Ik was dan ook bijzonder vereerd dat ik voor de herfstvakantie samen met een gewaardeerde vakbroeder een programma voor het vak Nederlands mocht bedenken, behorende bij de themaweek ‘Moed en nieuwsgierigheid’. Op een zaterdagmiddag, onder het genot van een lekker speciaalbiertje, hebben we een prachtig programma bedacht voor onze leerlingen om zelfstandig een gedicht, songtekst of tekst voor een rap te creëen. Met een introductie door een heuse songwriter, en onder begeleiding van docenten Nederlands en mentoren, gingen onze derdejaarsleerlingen enthousiast aan de slag. Resultaat: de meest prachtige gedichten en teksten, uiteindelijk verwerkt tot heuse kunstwerken. Waarvan de beste weldra als posters in de gangen van ons schoolgebouw zullen hangen.
Het plezier in mijn vak heb ik op de nieuwe school weer weten te hervinden, zoveel moge duidelijk zijn. Maar dat wil niet zeggen dat de weg daarnaartoe altijd gemakkelijk is geweest. Zo is mijn school dit schooljaar bijvoorbeeld gestart met duomentoren. Dat wil zeggen dat elke mentorklas twee docenten als begeleider heeft. Omdat ik zelf niet terugdeins voor klassen met de nodige problematiek, evenals mijn duomentor die ik in dit stukje maar even Robert zal noemen, kregen we voor dit jaar een kaderklas toegewezen waar het vorige schooljaar al het nodige mee te stellen was geweest.
Over die mentorklas kan ik kort zijn: Robert en ik hebben er een behoorlijke weektaak aan gehad om iets met deze groep te bereiken. En we offeren er nog steeds veel tijd aan op. Maar één ding scheelt: we zijn een stel onverbeterlijke optimisten, soms haast tegen beter weten in. Dit schooljaar zijn we dan ook begonnen met het doel dat we op beide ouderavonden met alle ouders fysiek gesproken zouden hebben. Met veel tijdsinvesteringen, gesprekken en een terriërmentaliteit is dit ons ook gelukt.
Tot de kerstvakantie hebben we toch nog het nodige werk aan onze mentorklas gehad. Doerakken die dreigden te ontsporen konden op de nodige persoonlijke aandacht van hun beide mentoren rekenen.
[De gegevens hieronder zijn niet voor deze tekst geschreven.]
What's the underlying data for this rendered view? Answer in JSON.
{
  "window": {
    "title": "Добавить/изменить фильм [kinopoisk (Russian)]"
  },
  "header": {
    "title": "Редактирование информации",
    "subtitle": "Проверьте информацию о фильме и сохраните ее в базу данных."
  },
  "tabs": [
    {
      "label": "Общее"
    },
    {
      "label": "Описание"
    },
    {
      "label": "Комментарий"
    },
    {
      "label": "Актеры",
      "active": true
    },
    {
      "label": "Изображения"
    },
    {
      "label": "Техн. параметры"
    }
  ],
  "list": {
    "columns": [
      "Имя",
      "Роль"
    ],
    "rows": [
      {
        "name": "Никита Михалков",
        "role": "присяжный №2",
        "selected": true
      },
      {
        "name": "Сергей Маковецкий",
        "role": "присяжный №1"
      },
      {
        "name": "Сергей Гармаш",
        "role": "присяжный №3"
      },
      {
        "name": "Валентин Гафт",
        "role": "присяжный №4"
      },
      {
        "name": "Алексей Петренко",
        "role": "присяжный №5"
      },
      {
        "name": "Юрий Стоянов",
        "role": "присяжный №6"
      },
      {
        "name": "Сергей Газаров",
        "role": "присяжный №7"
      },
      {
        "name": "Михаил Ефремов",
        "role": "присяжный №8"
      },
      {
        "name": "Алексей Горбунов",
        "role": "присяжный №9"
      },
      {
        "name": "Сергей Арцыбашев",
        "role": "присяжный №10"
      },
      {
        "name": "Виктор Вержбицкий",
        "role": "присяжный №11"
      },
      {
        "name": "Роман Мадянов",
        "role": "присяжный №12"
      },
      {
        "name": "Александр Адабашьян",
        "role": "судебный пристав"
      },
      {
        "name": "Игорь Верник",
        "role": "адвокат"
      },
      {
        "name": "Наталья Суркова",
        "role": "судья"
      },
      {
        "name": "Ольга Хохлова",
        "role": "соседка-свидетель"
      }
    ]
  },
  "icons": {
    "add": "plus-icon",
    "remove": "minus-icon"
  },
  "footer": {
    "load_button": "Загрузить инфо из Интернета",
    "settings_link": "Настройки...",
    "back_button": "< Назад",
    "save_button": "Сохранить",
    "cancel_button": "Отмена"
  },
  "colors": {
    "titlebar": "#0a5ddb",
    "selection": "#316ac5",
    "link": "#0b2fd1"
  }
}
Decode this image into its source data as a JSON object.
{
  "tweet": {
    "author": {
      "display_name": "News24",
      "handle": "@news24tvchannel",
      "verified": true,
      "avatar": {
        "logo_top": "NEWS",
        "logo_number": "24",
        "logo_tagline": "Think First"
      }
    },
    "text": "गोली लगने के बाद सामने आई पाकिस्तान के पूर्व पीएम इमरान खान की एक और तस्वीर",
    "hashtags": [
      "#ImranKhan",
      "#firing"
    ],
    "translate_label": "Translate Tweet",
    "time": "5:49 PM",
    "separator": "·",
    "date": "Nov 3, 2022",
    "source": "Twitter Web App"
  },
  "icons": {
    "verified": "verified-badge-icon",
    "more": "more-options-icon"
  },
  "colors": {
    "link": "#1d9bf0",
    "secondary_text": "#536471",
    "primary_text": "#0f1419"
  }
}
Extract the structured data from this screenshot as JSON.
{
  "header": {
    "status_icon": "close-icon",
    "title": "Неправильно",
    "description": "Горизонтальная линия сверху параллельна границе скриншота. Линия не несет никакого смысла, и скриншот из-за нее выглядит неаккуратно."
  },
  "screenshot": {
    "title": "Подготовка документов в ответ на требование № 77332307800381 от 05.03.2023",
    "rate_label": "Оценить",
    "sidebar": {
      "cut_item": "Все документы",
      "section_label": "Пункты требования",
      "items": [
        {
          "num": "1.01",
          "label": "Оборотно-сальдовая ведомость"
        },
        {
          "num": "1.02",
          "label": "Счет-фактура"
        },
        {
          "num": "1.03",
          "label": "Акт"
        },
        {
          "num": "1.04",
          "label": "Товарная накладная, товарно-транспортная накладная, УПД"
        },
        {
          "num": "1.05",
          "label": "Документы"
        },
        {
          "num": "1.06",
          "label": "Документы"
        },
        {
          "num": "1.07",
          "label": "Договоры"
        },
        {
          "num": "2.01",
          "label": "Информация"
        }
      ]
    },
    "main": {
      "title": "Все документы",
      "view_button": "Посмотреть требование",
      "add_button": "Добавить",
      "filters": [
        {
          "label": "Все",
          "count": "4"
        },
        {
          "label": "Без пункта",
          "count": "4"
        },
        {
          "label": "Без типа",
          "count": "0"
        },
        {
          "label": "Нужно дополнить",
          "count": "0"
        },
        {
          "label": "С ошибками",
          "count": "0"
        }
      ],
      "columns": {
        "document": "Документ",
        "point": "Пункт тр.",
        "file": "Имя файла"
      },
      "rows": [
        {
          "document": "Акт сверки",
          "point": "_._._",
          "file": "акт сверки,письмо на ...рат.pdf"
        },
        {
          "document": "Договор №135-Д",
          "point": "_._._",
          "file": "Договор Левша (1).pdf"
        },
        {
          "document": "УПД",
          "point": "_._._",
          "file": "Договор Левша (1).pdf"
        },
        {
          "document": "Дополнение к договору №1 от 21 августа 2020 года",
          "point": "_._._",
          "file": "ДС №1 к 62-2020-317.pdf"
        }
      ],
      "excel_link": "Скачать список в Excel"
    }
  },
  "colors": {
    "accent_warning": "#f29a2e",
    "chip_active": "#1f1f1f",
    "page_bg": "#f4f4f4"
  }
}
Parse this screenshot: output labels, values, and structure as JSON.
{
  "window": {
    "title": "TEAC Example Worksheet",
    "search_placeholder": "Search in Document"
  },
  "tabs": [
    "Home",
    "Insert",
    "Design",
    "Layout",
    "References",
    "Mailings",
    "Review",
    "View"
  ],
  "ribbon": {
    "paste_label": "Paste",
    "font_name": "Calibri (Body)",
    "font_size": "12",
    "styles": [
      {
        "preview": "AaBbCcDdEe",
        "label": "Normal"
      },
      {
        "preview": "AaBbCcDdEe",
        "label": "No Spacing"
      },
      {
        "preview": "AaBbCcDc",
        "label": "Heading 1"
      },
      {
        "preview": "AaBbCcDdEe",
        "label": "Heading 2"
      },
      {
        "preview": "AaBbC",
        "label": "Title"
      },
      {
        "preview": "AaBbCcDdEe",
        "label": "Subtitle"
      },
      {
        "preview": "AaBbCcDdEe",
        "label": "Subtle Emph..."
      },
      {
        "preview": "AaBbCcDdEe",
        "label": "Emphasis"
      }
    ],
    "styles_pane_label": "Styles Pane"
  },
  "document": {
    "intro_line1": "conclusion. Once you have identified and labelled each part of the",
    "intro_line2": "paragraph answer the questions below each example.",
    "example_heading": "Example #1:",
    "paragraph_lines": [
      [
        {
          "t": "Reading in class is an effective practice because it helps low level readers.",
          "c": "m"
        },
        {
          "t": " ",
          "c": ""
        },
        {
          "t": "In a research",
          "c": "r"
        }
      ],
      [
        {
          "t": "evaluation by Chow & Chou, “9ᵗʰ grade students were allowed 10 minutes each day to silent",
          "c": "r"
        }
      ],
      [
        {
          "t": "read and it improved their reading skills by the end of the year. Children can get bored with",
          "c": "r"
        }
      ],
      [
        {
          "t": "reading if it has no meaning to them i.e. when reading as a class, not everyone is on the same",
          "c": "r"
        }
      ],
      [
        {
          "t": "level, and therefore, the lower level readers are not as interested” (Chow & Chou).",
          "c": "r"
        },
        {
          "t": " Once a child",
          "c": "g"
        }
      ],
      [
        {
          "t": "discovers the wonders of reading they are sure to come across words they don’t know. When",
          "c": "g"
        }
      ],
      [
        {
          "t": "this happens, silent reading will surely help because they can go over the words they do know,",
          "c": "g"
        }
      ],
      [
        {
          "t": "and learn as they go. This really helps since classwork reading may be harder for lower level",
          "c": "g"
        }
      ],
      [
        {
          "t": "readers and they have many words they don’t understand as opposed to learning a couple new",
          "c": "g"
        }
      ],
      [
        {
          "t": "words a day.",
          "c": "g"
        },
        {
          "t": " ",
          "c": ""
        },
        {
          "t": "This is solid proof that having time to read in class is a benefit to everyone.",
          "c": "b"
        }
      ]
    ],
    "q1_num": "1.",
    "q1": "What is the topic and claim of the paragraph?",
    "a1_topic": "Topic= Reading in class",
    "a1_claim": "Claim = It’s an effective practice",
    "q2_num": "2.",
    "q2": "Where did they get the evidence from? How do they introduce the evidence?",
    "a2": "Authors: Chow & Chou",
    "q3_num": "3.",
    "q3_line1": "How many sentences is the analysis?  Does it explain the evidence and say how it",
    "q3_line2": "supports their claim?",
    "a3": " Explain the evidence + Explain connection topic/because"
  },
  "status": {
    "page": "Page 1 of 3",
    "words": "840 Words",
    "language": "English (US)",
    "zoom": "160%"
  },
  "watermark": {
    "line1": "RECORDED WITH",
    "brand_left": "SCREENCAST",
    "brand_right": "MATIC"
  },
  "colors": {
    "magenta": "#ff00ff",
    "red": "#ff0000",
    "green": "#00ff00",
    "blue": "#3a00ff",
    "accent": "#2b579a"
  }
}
Collega’s die met ons overlegden hoe met sommige leerlingen individueel om te gaan, en die onze bemiddeling daarbij nodig hadden, hielpen we waar we konden. Ouders werden door ons gebeld, zodat ze indien nodig de slipper of andere maatregelen konden hanteren. Of ouders belden ons, zodat we een luisterend oor bij persoonlijke problematiek konden bieden. En hulp indien nodig, of die inschakelen via de zorgstructuur van onze school. Want onze verantwoordelijkheid en deskundigheid kent ook grenzen, laten we wel wezen.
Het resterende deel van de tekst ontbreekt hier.